The Court’s decision may now prevent millions of Americans - seriously harmed by generic drugs - from seeking adequate compensation for their injuries - Diane V. Smith
Denver, CO (PRWEB) June 24, 2011
On June 23, 2011, the United States Supreme Court ruled in a 5-4 decision that makers of generic drugs cannot be sued for failing to warn consumers of the possible side effects of their products, so long as they use the same warnings used on the brand-name equivalents. The irony of this decision is that brand-name drug manufacturers can be held responsible for their failure to warn consumers about the dangers of a particular drug, where generic manufactures are now provided protection that the brand-name manufacturer does not have.
"The seriousness of this opinion given in the cases of PLIVA Inc. v Mensing, 09-993, Actavis Elizabeth LLC v. Mensing, 09-1039 and Activis, Inc., v. Demahy, 09-1501 cannot be ignored. The Court’s decision may now prevent millions of Americans - seriously harmed by generic drugs - from seeking adequate compensation for their injuries, long-term care, and rehabilitation," said Burg Simpson Attorney, Diane V. Smith.
According to Justice Sotomayor, "today's decision affects 75% of all prescription drugs dispensed in this country." Justice Clarence Thomas acknowledged that: "Had [the injured patients] taken Reglan, the brand name drug prescribed by their doctors ... their lawsuits would not be pre-empted. But because pharmacists, acting in full accord with state law, substituted generic metoclopramide instead, federal law pre-empts these lawsuits. We recognize that from the perspective of Mensing and Demahy, finding pre-emption here but not in [the case of a brand name drug] makes little sense."
In their dissent, Justices Sotomayor, Ginsburg, Breyer and Kagan blasted the Court’s decision, stating, “As a result of today’s decision, whether a consumer harmed by inadequate warnings can obtain relief turns solely on the happenstance of whether her pharmacist filled her prescription with a brand-name or generic drug. The Court gets one thing right: this outcome makes little sense.” “In some States, pharmacists must dispense generic drugs absent instruction to the contrary from a consumer’s physician. Even when consumers can request brand-name drugs, the price of the brand-name drug or the consumers’ insurance plans may make it impossible to do so. As a result, in many cases, consumers will have no ability to preserve their state-law right to recover for injuries caused by inadequate warnings."
Burg Simpson believes that “drug companies continue to exploit our legal system in search of their goal of encompassing themselves in an legal shield, that absolves them of any blame and accountability when ordinary, unsuspecting citizens are harmed.”
Burg Simpson has successfully litigated defective product lawsuits, pharmaceutical and devices cases for more than 30 years in state and federal courts and in the multi-district litigation arena. The firm’s award-winning attorneys have been appointed to lead numerous dangerous drug cases in recent years, including litigation involving the Yasmin and Yaz birth control pills, gadolinium based contrast agents, DePuy ASR Hip Implant, Ortho Evra birth control patch, ReNu with MoistureLoc contact lens solution, Vioxx, Heparin, Zyprexa, Bextra/Celebrex, Fen-Phen, and others.

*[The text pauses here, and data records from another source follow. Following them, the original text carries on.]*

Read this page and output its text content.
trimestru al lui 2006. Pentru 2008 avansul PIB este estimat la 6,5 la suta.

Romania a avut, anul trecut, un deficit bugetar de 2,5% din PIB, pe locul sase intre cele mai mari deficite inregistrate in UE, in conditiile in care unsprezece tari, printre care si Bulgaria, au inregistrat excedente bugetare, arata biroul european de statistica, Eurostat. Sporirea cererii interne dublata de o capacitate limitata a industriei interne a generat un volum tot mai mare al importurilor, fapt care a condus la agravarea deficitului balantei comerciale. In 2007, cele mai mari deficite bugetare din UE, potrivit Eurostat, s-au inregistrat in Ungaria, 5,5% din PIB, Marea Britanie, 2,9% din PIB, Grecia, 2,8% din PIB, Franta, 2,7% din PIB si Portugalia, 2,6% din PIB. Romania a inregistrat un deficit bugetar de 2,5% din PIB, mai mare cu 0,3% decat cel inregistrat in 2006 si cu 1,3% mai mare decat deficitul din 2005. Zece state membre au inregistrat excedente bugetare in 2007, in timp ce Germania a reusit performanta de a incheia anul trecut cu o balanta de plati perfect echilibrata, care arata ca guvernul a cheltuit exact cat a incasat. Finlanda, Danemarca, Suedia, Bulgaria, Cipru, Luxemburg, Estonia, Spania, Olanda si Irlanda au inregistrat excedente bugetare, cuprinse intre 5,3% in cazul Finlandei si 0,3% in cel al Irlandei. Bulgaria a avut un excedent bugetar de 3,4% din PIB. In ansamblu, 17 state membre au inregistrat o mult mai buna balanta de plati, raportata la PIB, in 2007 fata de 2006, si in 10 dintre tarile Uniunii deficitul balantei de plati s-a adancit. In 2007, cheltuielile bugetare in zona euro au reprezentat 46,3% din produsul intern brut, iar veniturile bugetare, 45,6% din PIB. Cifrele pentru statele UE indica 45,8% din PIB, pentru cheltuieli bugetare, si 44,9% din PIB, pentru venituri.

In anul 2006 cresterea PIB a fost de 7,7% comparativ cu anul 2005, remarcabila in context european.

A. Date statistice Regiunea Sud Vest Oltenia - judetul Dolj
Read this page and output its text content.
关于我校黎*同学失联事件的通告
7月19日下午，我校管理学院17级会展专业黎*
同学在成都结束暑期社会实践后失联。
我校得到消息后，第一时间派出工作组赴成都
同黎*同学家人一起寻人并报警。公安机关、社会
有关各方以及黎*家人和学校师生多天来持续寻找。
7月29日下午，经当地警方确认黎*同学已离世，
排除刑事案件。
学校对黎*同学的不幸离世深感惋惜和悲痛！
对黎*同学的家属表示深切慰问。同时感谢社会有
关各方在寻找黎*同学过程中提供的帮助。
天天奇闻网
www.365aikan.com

With offices in Denver, Cincinnati, Cody, and Phoenix, Burg Simpson has a team of nearly 100 lawyers, paralegals, nurses and support staff dedicated to helping individuals, from across the United States, seriously harmed by defective pharmaceutical products and medical devices.
Cases: PLIVA Inc. v Mensing, 09-993, Actavis Elizabeth LLC v. Mensing, 09-1039 and Activis, Inc., v. Demahy, 09-1501.